Blue dropped to the ground and started toward the house. “I’ll ask him to introduce me to his sister,” she said. A little incredulously she added, “Seeing how his father assigned me to be the governess.”

Noah hesitated, the rein dangling from a crook in his arm. “He won’t do it,” he said quietly.

“What?”

“Blue won’t introduce you to his sister.”

“Why not?”

Noah wet his lips nervously. “Don’t you know?”

A chill of premonition touched the back of her neck. “Know what?”

“Blue doesn’t speak.

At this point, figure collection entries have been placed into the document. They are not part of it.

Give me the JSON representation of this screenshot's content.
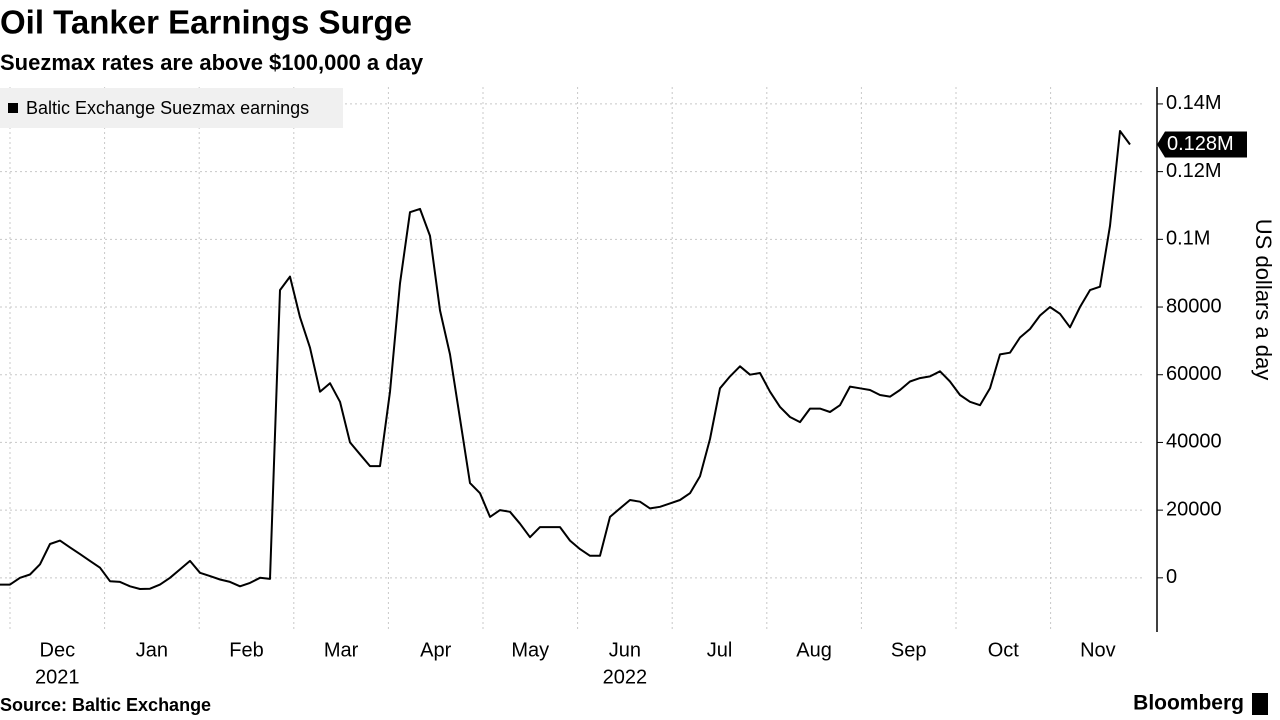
{
  "brand": "Bloomberg",
  "chart_data": {
    "type": "line",
    "title": "Oil Tanker Earnings Surge",
    "subtitle": "Suezmax rates are above $100,000 a day",
    "source": "Source: Baltic Exchange",
    "ylabel": "US dollars a day",
    "legend": "top-left",
    "grid": true,
    "xtick_labels": [
      "Dec",
      "Jan",
      "Feb",
      "Mar",
      "Apr",
      "May",
      "Jun",
      "Jul",
      "Aug",
      "Sep",
      "Oct",
      "Nov"
    ],
    "xtick_years": [
      "2021",
      null,
      null,
      null,
      null,
      null,
      "2022",
      null,
      null,
      null,
      null,
      null
    ],
    "ylim": [
      -16000,
      145000
    ],
    "yticks": [
      0,
      20000,
      40000,
      60000,
      80000,
      {
        "value": 100000,
        "label": "0.1M"
      },
      {
        "value": 120000,
        "label": "0.12M"
      },
      {
        "value": 140000,
        "label": "0.14M"
      }
    ],
    "last_value_label": {
      "value": 128000,
      "label": "0.128M"
    },
    "series": [
      {
        "name": "Baltic Exchange Suezmax earnings",
        "color": "#000000",
        "values": [
          -2000,
          -2000,
          0,
          1000,
          4000,
          10000,
          11000,
          9000,
          7000,
          5000,
          3000,
          -1000,
          -1200,
          -2500,
          -3300,
          -3200,
          -2000,
          0,
          2500,
          5000,
          1500,
          500,
          -500,
          -1200,
          -2500,
          -1500,
          0,
          -300,
          85000,
          89000,
          77000,
          68000,
          55000,
          57500,
          52000,
          40000,
          36500,
          33000,
          33000,
          55000,
          87000,
          108000,
          109000,
          101000,
          79000,
          66000,
          47000,
          28000,
          25000,
          18000,
          20000,
          19500,
          16000,
          12000,
          15000,
          15000,
          15000,
          11000,
          8500,
          6500,
          6500,
          18000,
          20500,
          23000,
          22500,
          20500,
          21000,
          22000,
          23000,
          25000,
          30000,
          41000,
          56000,
          59500,
          62500,
          60000,
          60500,
          55000,
          50500,
          47500,
          46000,
          50000,
          50000,
          49000,
          51000,
          56500,
          56000,
          55500,
          54000,
          53500,
          55500,
          58000,
          59000,
          59500,
          61000,
          58000,
          54000,
          52000,
          51000,
          56000,
          66000,
          66500,
          71000,
          73500,
          77500,
          80000,
          78000,
          74000,
          80000,
          85000,
          86000,
          104000,
          132000,
          128000
        ]
      }
    ]
  }
}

Ain’t said a word since the day his mother died.”

 

Hunter felt tired, and a thousand years old, when he came in from the stables later that day. Through force of habit he poured himself a glass of whiskey and drank two greedy gulps. It had been a long, strange day, beginning with the encounter with the slave-catchers and ending with—

A bumping sound from upstairs reminded him that the day wasn’t over yet. He put the glass stopper in the decanter and went up the curved staircase, heading to the wing where the children’s room was. Eliza had been given a room across the hall from them, and the bumping sound came from there.